It took centuries of intellectual, philosophical development to achieve political freedom. It was a long struggle, stretching from Aristotle to John Locke to the Founding Fathers. The system they established was not based on unlimited majority but on its opposite: on individual rights, which were not to be alienated by majority vote or minority plotting. The individual was not left at the mercy of his neighbors or his leaders: the Constitutional system of checks and balances was scientifically devised to protect him from both. This was the great American achievement…
- Ayn Rand
Sadly, our current executive and legislative leadership is not acting in the best interest of the individual, but in the interests of various groups. The silver lining is that their juggling act may be collapsing. Michael F. Cannon, Director of Health Policy Studies at The Cato Institute, has a blog post on how the Democrats’ various constituencies are becoming plainly at odds – and why this friction could ultimately be ObamaCare’s doom.

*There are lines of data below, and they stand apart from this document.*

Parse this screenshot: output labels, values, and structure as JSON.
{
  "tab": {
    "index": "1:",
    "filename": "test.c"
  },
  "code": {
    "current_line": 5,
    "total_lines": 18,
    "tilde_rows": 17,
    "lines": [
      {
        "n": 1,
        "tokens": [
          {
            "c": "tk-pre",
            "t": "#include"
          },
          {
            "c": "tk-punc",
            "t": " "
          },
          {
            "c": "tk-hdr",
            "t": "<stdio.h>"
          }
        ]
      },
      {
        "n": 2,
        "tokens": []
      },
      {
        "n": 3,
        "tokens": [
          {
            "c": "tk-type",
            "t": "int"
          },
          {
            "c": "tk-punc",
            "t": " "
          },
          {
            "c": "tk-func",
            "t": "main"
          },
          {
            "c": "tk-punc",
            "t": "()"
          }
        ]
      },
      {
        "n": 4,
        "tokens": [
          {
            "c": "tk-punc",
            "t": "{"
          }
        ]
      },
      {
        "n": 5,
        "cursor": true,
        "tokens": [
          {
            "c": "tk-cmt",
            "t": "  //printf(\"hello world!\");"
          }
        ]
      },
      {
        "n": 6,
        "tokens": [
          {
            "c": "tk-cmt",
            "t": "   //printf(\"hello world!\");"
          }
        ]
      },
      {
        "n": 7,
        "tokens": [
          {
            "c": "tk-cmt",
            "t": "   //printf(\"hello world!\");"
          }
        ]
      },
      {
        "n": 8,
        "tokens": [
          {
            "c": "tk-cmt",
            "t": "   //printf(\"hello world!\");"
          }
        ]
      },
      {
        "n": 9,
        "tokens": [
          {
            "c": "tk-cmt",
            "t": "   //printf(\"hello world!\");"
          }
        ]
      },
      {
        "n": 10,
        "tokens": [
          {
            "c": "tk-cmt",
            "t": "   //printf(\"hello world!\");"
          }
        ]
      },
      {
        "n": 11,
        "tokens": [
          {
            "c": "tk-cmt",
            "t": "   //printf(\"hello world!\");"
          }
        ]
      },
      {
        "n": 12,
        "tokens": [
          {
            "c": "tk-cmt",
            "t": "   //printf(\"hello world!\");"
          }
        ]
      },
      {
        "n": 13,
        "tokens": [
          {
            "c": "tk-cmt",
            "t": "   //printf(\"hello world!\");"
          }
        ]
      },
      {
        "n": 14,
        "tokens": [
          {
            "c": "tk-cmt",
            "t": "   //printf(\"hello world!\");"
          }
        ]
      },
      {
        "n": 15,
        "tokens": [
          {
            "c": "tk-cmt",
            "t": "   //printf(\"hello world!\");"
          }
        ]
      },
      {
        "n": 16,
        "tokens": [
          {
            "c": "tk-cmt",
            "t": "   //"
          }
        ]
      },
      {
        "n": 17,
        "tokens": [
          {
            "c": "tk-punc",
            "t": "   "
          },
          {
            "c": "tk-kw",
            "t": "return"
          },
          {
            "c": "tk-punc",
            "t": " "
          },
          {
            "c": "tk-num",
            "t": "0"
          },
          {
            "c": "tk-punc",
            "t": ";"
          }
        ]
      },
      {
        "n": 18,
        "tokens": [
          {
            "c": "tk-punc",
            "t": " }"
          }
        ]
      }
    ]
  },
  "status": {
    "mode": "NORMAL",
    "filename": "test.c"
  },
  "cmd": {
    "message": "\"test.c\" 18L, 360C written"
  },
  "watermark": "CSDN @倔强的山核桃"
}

The Left and the health care industry both want universal health insurance coverage. The industry, because universal coverage means massive new government subsidies. The Left, because that’s their religion.
But universal coverage is so expensive that Congress can’t get there without taxing Democrats.
- Sen. Jay Rockefeller (D-WV) is the biggest opponent of Sen. Max Baucus’ (D-MT) tax on expensive health plans because that tax would hit West Virginia coal miners.
- Unions vigorously oppose that tax because it would hit their members.
- Moderate Democrats in the House oppose Rep. Charlie Rangel’s (D-NY) supposed “millionaires surtax” because they know it would hit small businesses in their districts.
And on and on…
But if congressional leaders pare back those taxes, they lose the support of the health care industry, which wants its subsidies.
- That’s why the health insurance lobby funded this PriceWaterhouseCoopers study saying that premiums would rise under the Baucus bill: the $500 billion bailout they would receive isn’t enough. They also want – they demand – steep taxes on Americans who don’t buy their products.
- The drug companies, the hospitals, and the physician groups are likewise demanding big subsidies, and will run ads to kill the whole effort if those subsidies aren’t big enough.
As always, health economist Uwe Reinhardt put it colorfully:
“It’s no different from Iraq with all the different tribes…‘How does it affect the money flow to my interest group?’ They are all sitting in the woods with their machine guns, waiting to shoot.”
Once the shooting starts, industry opposition will sway even Democratic members, because there are physicians and hospitals and employers and insurance-industry employees in every state and congressional district.
Can President Obama and the congressional leadership satisfy both groups? My guess is, probably not, and this misguided effort at “reform” will therefore die. Again.
President Obama’s Keynesian economic policies and programs attempt to defy reality by evading the law of causality. As with all collectivist societies, however, we will be visited by reality’s judgment and learn the hard way that empty rhetoric and false promises will never replace innovation and production as tools of economic prosperity.